At first glance, a price drop seems to be good news. However, this deflationary pressure was linked to the influx of foreign products of low risk of fact to destroy jobs in the European soil.
China imports less and less
This threat is even more significant since, on the contrary, Beijing tends to limit its imports. The monthly exports of the EU to China decreased significantly between January 2023 (19.3 billion euros) and December 2024 (16.8 billion euros) according to Eurostat.
This trend refers to France and especially Germany, whose growth is in a mast.
According to this report, the German economy exported 14.2% less than the previous year. It is almost a quarter of less than three years.

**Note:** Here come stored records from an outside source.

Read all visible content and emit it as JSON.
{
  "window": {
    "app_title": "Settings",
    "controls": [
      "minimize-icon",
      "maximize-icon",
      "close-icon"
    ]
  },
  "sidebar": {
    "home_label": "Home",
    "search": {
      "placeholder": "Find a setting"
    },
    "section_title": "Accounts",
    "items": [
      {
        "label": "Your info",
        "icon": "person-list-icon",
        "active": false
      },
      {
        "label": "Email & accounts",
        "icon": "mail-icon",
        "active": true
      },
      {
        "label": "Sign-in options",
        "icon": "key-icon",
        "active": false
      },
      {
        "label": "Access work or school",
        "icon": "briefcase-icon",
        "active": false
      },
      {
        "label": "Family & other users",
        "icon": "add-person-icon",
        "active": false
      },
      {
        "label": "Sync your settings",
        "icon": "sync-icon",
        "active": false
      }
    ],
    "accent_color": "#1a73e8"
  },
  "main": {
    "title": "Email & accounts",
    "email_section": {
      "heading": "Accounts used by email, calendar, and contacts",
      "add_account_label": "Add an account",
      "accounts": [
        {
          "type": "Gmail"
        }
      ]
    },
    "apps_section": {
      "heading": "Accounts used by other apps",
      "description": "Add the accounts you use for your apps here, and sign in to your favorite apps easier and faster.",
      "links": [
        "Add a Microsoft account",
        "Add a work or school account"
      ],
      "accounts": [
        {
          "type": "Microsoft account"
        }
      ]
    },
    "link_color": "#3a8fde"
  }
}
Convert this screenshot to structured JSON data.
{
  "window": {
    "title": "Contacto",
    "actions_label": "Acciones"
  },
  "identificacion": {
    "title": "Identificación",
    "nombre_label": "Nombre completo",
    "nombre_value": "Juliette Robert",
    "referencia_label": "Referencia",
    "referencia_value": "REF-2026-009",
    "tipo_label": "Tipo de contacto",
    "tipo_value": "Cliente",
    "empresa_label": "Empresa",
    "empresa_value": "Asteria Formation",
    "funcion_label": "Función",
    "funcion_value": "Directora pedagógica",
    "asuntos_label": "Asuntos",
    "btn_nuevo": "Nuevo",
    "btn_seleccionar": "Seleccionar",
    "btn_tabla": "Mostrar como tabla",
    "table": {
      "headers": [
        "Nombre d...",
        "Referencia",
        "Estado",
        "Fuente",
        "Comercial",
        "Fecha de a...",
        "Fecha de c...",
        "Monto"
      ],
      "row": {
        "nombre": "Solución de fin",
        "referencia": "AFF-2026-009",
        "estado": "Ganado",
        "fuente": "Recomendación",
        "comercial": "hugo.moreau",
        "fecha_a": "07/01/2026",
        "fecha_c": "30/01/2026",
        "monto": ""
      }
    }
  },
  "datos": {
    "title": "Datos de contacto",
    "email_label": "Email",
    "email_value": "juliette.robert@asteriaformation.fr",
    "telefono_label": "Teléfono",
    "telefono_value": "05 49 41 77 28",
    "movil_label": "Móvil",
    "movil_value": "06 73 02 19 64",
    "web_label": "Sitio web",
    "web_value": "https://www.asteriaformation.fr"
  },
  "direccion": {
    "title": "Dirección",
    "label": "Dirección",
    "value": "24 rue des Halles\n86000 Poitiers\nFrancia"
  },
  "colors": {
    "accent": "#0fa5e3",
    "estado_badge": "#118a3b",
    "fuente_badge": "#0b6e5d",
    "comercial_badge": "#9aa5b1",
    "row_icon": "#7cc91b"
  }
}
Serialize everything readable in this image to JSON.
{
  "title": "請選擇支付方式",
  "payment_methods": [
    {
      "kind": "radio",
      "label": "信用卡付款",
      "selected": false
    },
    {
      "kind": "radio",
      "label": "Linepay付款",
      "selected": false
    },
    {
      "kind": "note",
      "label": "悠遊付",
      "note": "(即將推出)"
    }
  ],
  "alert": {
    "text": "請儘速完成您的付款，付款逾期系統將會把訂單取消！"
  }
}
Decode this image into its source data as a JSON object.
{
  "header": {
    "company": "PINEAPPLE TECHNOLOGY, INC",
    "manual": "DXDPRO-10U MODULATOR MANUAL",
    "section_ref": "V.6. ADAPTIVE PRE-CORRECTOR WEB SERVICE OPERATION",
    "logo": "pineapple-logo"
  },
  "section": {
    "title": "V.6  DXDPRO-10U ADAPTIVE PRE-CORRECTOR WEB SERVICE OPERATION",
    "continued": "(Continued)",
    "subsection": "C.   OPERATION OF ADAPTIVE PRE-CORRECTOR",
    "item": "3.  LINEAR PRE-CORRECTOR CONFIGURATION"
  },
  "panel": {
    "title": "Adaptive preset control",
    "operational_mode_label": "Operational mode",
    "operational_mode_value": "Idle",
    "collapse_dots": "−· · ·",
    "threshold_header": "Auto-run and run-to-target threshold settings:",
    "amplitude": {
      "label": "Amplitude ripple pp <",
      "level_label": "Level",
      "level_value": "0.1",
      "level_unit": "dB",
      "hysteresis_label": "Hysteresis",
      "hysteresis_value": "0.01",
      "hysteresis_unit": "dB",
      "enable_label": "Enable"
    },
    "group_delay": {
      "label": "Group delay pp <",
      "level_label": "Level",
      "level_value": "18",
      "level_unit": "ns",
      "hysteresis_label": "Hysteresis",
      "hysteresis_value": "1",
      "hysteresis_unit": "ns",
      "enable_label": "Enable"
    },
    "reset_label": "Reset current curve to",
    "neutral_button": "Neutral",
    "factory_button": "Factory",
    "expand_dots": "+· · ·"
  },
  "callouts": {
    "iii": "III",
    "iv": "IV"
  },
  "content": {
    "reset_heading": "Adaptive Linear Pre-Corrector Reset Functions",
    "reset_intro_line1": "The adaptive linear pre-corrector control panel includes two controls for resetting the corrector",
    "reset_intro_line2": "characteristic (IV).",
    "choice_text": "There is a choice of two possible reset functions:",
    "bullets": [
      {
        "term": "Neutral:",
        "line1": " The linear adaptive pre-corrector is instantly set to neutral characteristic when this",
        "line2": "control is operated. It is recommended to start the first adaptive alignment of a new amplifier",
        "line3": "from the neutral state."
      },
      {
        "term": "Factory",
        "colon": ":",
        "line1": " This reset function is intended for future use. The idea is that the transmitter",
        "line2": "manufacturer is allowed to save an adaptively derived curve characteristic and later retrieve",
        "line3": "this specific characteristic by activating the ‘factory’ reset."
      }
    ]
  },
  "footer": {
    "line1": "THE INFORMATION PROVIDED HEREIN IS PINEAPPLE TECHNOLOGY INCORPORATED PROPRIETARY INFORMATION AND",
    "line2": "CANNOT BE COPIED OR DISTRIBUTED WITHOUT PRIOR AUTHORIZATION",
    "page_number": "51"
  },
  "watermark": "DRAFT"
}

This trend is particularly materialized in the car. In this area, Beijing is imported today for less than $ 30 billion a year (26 billion euros) from the EU, compared to almost 50 billion dollars (43 billion euros) still four years ago, according to data compiled by the American economist Brad Setser, of the Foreign Relations Council (CFR).
Clearly, the EU is increasingly owned by China and exports less and less.
“Second Chinese shock”
In a recent note, Brad Setser, former White House advisor on the international economy, believes that “the continuous development of the Chinese manufacturing sector erodes the main assets of European exports.”
The Middle Kingdom is no longer “the world factory” that feeds European homes with economic t -shirts and microwaves. The ten -year plan launched by Xi Jinping in 2015 transformed it into a great industrial power.
Therefore, Chinese manufacturers compete with Europeans in their historical field and now surpass them in many areas.
In this context, many economists predict a “second Chinese shock”, concentrated in the old continent, after the first in the 2000s. The latter, especially touched the United States, where it helped destroy hundreds of thousands of jobs in the industry and sowed the anger germs that participated in the leader of Donald Trump.
This theme was in the heart of the last summit between the EU and China at the end of July in Beijing.
Until now, the European response has been shy and the Member States have divided in terms of the remedies that will be provided, as evidenced by the long discussions that led to the taxes of customs tariffs in the electric cars produced in China.
“Neijuan”
In front, the Chinese economic model is structurally unbalanced and depends a lot on industrial exports. This trend has been strengthened since the beginning of the real estate crisis that affects the country and has penalized homes a lot.
To compensate for the weakening of domestic demand and achieve the economic development objectives established by the Chinese Communist Party (CPC), Chinese local authorities have greatly promoted industrial investments, as recently reported by Financial Times.
So much so that China today has colossal production capabilities.
In 5 years, the country could capture 40% of the wealth created by the manufacturing industry worldwide against 27% today, according to Yan Se, professor of economy at the University of Beijing, cited by the Financial Times. France represents less than 2%, the United States 15%.
This frantic race creates important disturbances in the Middle Empire, where manufacturers tend to compress their margins to survive fierce competition. The authorities promise to address this phenomenon, locally “Neijuan (invitation), but this implies reforms of magnitude. The European Union probably does not have the luxury of waiting for China to change.